In Image Comics’ Invincible, a lot of people get punched in the face. That will include you, the reader, if you choose to read it, and subsequently get punched in the face.
Do you like face punching? Maybe you do. I don’t know. I don’t know your life.
Having no experience with previous issues of the Invincible series (shame on you, Tower; this is my favorite non-DC/Marvel comic series of all time – Editor Moody), I have to say this issue #111 reads like a stand-alone. Not so much like a #1, but at the very least, a stand-alone. Everything that happens, happens, but it’s clear WAY more has been going on. It’s kind of like watching an episode of Law & Order, except one of the recurring characters is pregnant.
Written by Robert Kirkman (The Walking Dead), with art by Ryan Ottley (Haunt) and Cliff Rathburn (TWD), Invincible is, by far, the unbeatable one-two punch combination of this particular FOC. It starts strong, keeps pace, and finishes big.
The story of Invincible follows Mark Wahlberg as he chases his dream to play for the NFL — Wait, no. Sorry. That’s not it.
Oh, yeah… Invincible follows Mark Grayson, a super being, last in a long line of super beings, who faces enemies both faceless and faced. The faceless enemies include “difficulty coping with the reality of life” and “inability to accept family.” The faced enemies are mostly “many brains of alternate selves of an evil scientist existing in the same killer robot”…
So, you know, THAT.
I’m giving it a hard time, but it’s a really fun comic. On an honest note, for any of the faint-of-heart, I will say this comic is violent. I assume most of you will not have a problem with that. I don’t either, I just wanted to put it out there… So, it’s violent. And the violence comes as a shock, because the art is playful enough that it doesn’t presume violence.
Regardless, it’s well worth a read, and you can kind of pick up the story at #111 if you want. If, that is, you can take all the HITS.

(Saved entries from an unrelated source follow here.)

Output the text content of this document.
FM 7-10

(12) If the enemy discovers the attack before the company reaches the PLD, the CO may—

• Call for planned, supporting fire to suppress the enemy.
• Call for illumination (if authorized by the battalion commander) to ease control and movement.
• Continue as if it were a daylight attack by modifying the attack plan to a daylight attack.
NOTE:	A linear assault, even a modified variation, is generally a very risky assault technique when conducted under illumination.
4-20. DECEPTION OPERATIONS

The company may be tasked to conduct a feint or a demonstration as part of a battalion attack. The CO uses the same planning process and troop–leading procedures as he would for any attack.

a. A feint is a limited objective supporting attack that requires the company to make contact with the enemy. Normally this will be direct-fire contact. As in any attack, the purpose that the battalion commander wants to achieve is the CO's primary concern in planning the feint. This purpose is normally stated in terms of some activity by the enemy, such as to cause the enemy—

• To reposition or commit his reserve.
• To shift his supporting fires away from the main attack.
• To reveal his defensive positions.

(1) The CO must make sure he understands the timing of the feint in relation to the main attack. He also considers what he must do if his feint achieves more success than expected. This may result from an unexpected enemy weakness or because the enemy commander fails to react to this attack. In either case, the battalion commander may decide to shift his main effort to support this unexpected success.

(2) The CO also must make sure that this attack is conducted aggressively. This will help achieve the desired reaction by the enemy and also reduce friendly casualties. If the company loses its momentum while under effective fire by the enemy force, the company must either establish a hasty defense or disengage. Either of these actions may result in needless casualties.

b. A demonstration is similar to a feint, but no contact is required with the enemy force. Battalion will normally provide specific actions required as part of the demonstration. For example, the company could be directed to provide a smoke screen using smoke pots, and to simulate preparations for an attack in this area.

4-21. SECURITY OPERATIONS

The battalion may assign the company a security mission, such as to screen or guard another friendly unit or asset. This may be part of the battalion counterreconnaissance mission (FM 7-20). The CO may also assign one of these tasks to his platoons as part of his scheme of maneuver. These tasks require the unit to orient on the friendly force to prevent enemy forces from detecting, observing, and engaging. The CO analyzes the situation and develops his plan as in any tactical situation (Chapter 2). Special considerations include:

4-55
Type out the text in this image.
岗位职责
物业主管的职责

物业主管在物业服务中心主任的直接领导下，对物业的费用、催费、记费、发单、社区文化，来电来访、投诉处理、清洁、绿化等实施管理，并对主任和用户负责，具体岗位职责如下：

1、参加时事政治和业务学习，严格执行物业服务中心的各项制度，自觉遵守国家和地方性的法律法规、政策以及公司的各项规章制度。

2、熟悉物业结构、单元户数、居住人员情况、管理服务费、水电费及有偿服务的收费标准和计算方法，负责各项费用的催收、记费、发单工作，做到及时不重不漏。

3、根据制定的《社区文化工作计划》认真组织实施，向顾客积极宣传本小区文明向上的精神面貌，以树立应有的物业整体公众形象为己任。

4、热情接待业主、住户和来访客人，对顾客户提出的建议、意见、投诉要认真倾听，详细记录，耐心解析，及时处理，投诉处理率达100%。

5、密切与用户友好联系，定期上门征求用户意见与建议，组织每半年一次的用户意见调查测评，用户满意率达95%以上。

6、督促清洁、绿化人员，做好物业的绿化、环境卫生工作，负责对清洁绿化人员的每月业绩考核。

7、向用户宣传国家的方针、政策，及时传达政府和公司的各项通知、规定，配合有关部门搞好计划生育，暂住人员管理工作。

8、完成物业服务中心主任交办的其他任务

- TMNT 30TH ANNIVERSARY SPECIAL – I mean, let’s all take a knee for Kevin Eastman and Peter Laird, huh? For creating this bizarro pseudo-comic-turned-cultural-institution in some crappy workspace in New Hampshire, like, 30-years ago. Right? Am I right? Initially I wanted to lead off FOC with this because it seemed timely, what with the forthcoming Michael Bay TMNT reboot about to kick-flip it’s way into theaters. But, alas, this particular comic is more of an anthology — albeit a spectacular one — and I wanted to give credence to a new original series. But, c’mon, it isn’t like those four nunchuck-wieldin’ mutant knuckleheads haven’t gotten plenty of attention since their 1984 debut. And from those early days back in Mirage Comics black-n-white, to the glossy sheen of a more kid-friendly appearance in Archie’s Adventure, Leonardo, Raphael, Michelangelo, and Donatello’s collective journey out of the New York City sewers is deftly chronicled in this slick volume. Also included are excerpts from an Image Comics’ 1996-1999 incarnation written by Gary Carlson with art by Frank Fosco; as well as one from writer and artist Jim Lawson in another Mirage release from 2001; and a more recent offering from Tom Waltz and Bobby Curnow (writers) and Dan Duncan (art) released on IDW. 4.5/5.